ENVISION CAROLINA

In the fall of 2019, I took a New Media Technologies class. The main project for the class involved all 53 students working together on a social media campaign – we were assigned the prompt “replace Silent Sam.”

For those not familiar, Silent Sam was a confederate monument in McCorkle Place at UNC-Chapel Hill that was torn down at the beginning of the 2018 school year by protestors. It was a source of incredible pain, frustration, and division on the campus.

The first step of starting the campaign was electing a leader from the class – I competed against two of my classmates and ended up being chosen for leader. As leader of the campaign, I was involved in nearly every aspect and had to make decisions regarding the general concept, the branding, and the direction of the campaign.

During the first few week, this translated to brainstorming with everyone in the class (who had split into different teams – Creative, Video, Communications, Social Media, and Strategy) to come up with the overarching concept. After talking with classmates and professors familiar with the issue, we came up with the concept of a series of arches – one representing each century of Carolina’s history, depicting important historical moments from those times and acknowledging our history in a more honest, less whitewashed way. In addition to this, we wanted to highlight the actions of current students, especially students of color, as one of the most frequent responses we received from our surveying was that students felt their impact as individuals on the Carolina community was minimal.

After the general concept had been ironed out, I moved on to working with each team.

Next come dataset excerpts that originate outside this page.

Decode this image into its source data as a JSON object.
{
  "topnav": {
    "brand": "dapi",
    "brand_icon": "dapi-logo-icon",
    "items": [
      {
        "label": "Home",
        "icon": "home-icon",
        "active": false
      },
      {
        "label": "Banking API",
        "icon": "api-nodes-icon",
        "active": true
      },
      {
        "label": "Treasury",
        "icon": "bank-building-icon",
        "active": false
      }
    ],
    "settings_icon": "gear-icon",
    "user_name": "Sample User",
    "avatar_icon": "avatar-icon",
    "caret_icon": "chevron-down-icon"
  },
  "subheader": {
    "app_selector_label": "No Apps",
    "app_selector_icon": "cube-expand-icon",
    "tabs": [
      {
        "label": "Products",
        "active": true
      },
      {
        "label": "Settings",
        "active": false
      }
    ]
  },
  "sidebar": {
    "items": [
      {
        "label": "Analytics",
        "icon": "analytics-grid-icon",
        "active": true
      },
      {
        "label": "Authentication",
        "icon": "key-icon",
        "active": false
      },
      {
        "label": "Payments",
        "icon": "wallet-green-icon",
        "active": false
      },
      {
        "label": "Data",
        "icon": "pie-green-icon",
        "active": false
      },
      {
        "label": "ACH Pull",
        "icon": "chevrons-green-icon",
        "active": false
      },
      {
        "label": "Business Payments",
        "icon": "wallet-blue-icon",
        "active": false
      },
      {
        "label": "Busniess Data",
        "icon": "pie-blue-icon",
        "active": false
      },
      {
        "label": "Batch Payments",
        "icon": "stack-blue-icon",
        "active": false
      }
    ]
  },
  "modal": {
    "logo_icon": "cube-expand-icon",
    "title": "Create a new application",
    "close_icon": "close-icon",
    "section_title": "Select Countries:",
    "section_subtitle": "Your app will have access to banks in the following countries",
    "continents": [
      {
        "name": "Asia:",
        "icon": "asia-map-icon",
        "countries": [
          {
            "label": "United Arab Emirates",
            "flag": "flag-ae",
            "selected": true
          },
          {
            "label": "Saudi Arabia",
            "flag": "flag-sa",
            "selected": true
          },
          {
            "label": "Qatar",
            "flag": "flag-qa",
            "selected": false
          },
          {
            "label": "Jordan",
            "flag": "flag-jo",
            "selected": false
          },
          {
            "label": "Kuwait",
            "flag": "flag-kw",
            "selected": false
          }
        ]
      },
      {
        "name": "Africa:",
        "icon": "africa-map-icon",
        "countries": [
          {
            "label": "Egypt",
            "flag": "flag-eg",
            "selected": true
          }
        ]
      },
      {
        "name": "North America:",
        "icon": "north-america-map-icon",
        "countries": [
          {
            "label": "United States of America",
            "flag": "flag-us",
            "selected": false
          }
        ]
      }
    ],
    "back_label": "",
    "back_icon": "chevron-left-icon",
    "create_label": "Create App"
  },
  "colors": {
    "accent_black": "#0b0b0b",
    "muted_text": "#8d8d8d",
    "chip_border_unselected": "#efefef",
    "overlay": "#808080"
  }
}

I helped strategy conduct surveys, I helped communications connect with relevant student organizations on campus, I helped video record our official launch video, and I helped social media run the social media platforms and look at analytics. More than anything though, I worked with the creative team.

As a designer, I dove headfirst into the opportunity to design inspired, high-quality graphics relevant to the campaign. At the end of the month, I’d designed approximately half of our graphics as a campaign, and handled the design of the campaign website as well. The experience was important to me for so many reasons – I got the opportunity to lead 53 other students in creating a full-fledged media campaign which generated over 500,000 impressions online and engaged with over 18,000 unique individuals.

Our proposal has yet to be submitted to the university given the complicated history and legal yellow tape surrounding the area where Silent Sam once stood. Although there’s still work to be done, I’m proud of pouring myself into such an intense project and trying to make a positive change on campus – if not by changing McCorkle Place, by highlighting all the excellent students and everything they do to give back to the community.